While divisions of loyalty and opinion on the left continue to be played out in Liverpool just as they are elsewhere – both within and between parties and organisations – Liverpool has resisted the rise of the right-wing that has hit other areas. It remains solidly Labour following the parliamentary election, as well as on its council. There, Labour has held the majority it took from the Liberal Democrats since 2008.
One indication of the spirit of local identity is Liverpool’s boycott of The Sun newspaper. Following its inaccurate and offensive reporting of the Hillsborough disaster, the campaign to eclipse the mass-circulation tabloid from the city was launched. Today, the paper is unseen on Merseyside. Even major national outlets here do not stock it, citing a lack of demand. This could be symptomatic of a wider resistance to buying into establishment narratives. Ideas such as that the rich will look after the poor if only they are incentivised by greater tax breaks, or that the 2008-9 financial deficit was caused by excessive public spending, might have less credence when the mainstream media that promotes them is held in such contempt.

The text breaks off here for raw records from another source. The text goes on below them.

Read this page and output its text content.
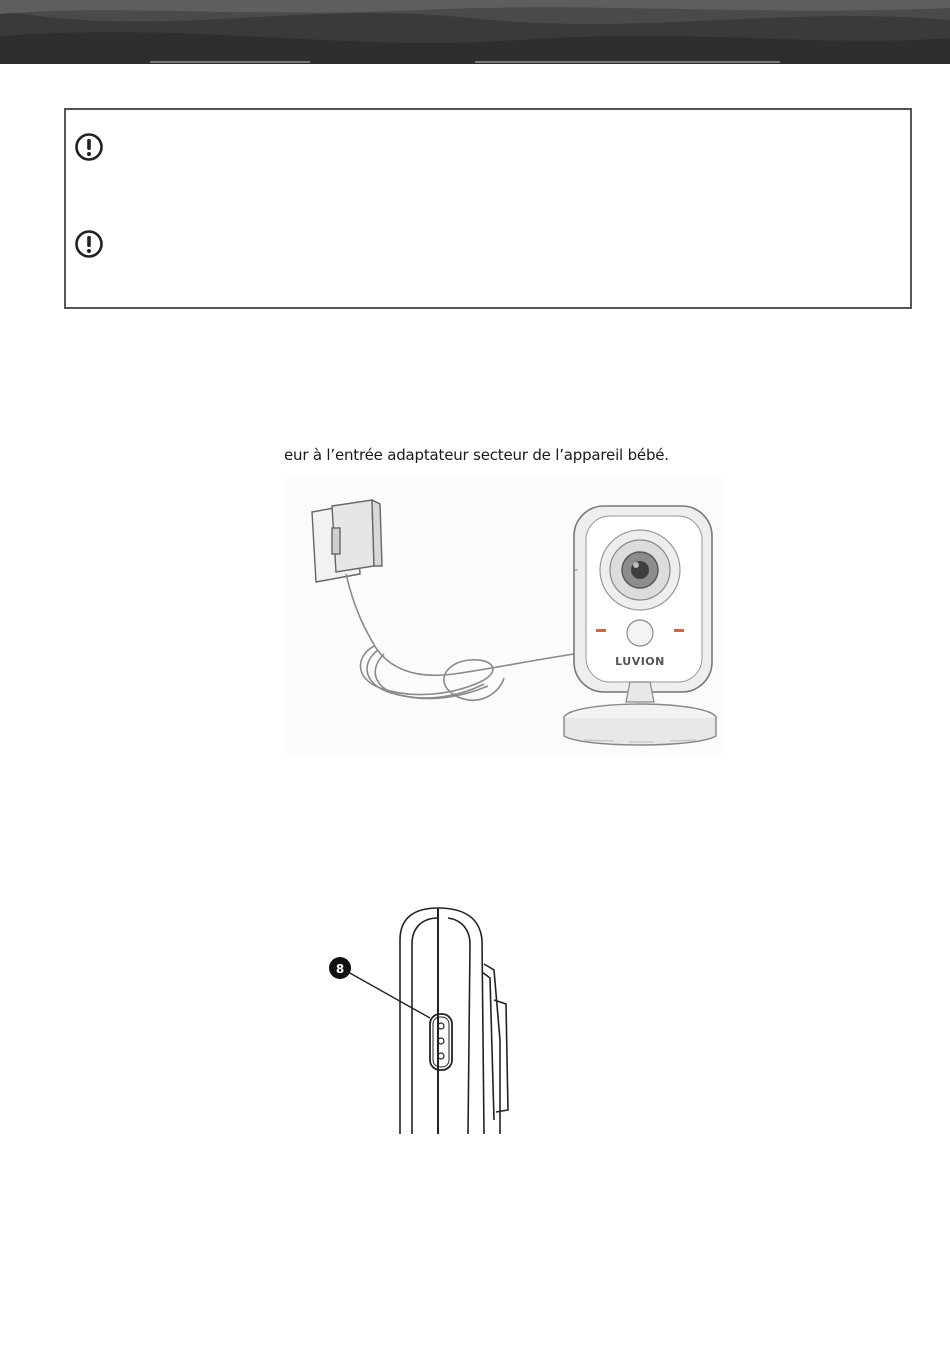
eur à l’entrée adaptateur secteur de l’appareil bébé.
LUVION
8
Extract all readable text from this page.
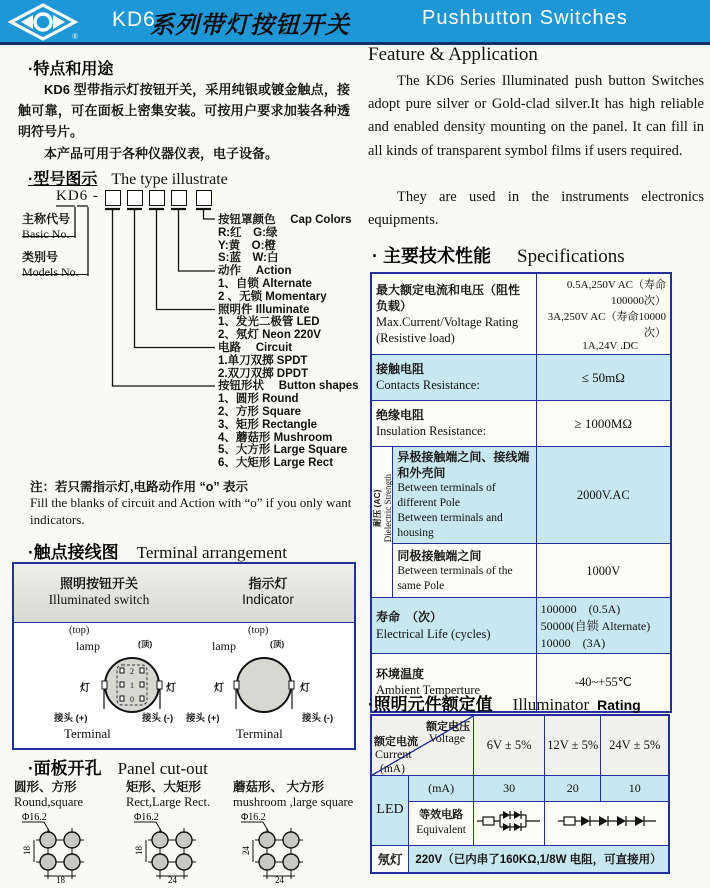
®
KD6
系列带灯按钮开关	Pushbutton Switches
·特点和用途
KD6 型带指示灯按钮开关，采用纯银或镀金触点，接触可靠，可在面板上密集安装。可按用户要求加装各种透明符号片。
本产品可用于各种仪器仪表，电子设备。
·型号图示 The type illustrate
KD6 -
主称代号
Basic No.
类别号
Models No.
按钮罩颜色　 Cap Colors
R:红　G:绿
Y:黄　O:橙
S:蓝　W:白
动作　 Action
1、自锁 Alternate
2 、无锁 Momentary
照明件 Illuminate
1、发光二极管 LED
2、氖灯 Neon 220V
电路　 Circuit
1.单刀双掷 SPDT
2.双刀双掷 DPDT
按钮形状　 Button shapes
1、圆形 Round
2、方形 Square
3、矩形 Rectangle
4、蘑菇形 Mushroom
5、大方形 Large Square
6、大矩形 Large Rect
注：若只需指示灯,电路动作用 “o” 表示
Fill the blanks of circuit and Action with “o” if you only want
indicators.
·触点接线图 Terminal arrangement
照明按钮开关
Illuminated switch
指示灯
Indicator
2
1
0
(top)
lamp	(顶)
灯	灯
接头 (+)	接头 (-)
Terminal
(top)
lamp	(顶)
灯	灯
接头 (+)	接头 (-)
Terminal
·面板开孔 Panel cut-out
圆形、方形
Round,square
Φ16.2
18
18
矩形、大矩形
Rect,Large Rect.
Φ16.2
18
24
蘑菇形、 大方形
mushroom ,large square
Φ16.2
24
24
Feature & Application
The KD6 Series Illuminated push button Switches adopt pure silver or Gold-clad silver.It has high reliable and enabled density mounting on the panel. It can fill in all kinds of transparent symbol films if users required.
They are used in the instruments electronics equipments.
· 主要技术性能 Specifications
最大额定电流和电压（阻性负载）
Max.Current/Voltage Rating
(Resistive load)

0.5A,250V AC（寿命100000次）
3A,250V AC（寿命10000次）
1A,24V .DC

接触电阻
Contacts Resistance:		≤ 50mΩ

绝缘电阻
Insulation Resistance:		≥ 1000MΩ

耐压 (AC)
Dielectric Strength

异极接触端之间、接线端和外壳间
Between terminals of different Pole
Between terminals and housing
	2000V.AC

	同极接触端之间
Between terminals of the same Pole	1000V

寿命　（次）
Electrical Life (cycles)

100000　(0.5A)
50000(自锁 Alternate)
10000　(3A)

环境温度
Ambient Temperture		-40~+55℃
·照明元件额定值 Illuminator Rating
额定电压
Voltage
额定电流
Current
(mA)		6V ± 5%	12V ± 5%	24V ± 5%
LED	(mA)	30	20	10

	等效电路
Equivalent

氖灯	220V（已内串了160KΩ,1/8W 电阻，可直接用）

Other local authorities will be similarly affected by the government’s revised funding formula. Further cuts are predicted to affect councils in poorer, urban communities in the north. Meanwhile, more affluent areas in the south may even see increased funding as money is redirected to them. This disproportionate and pernicious policy flies in the face of campaign pledges and parliamentary assurances over the supposed end of austerity. The mainstream media have not reported Anderson’s announcement, despite their sensationalised coverage of Liverpool’s political past. This mirrors their silence over the current popular protests against the governments of France and Italy. However, the scale of these protests shows that when the people are betrayed at the ballot box, they find ways of asserting their will. All affected councils can follow Anderson’s example, backed by unions, party structures, and left associations. The supposed fragmentation of the left could prove to be a strength, as a variety of bodies exist from which a popular movement can grow and organise.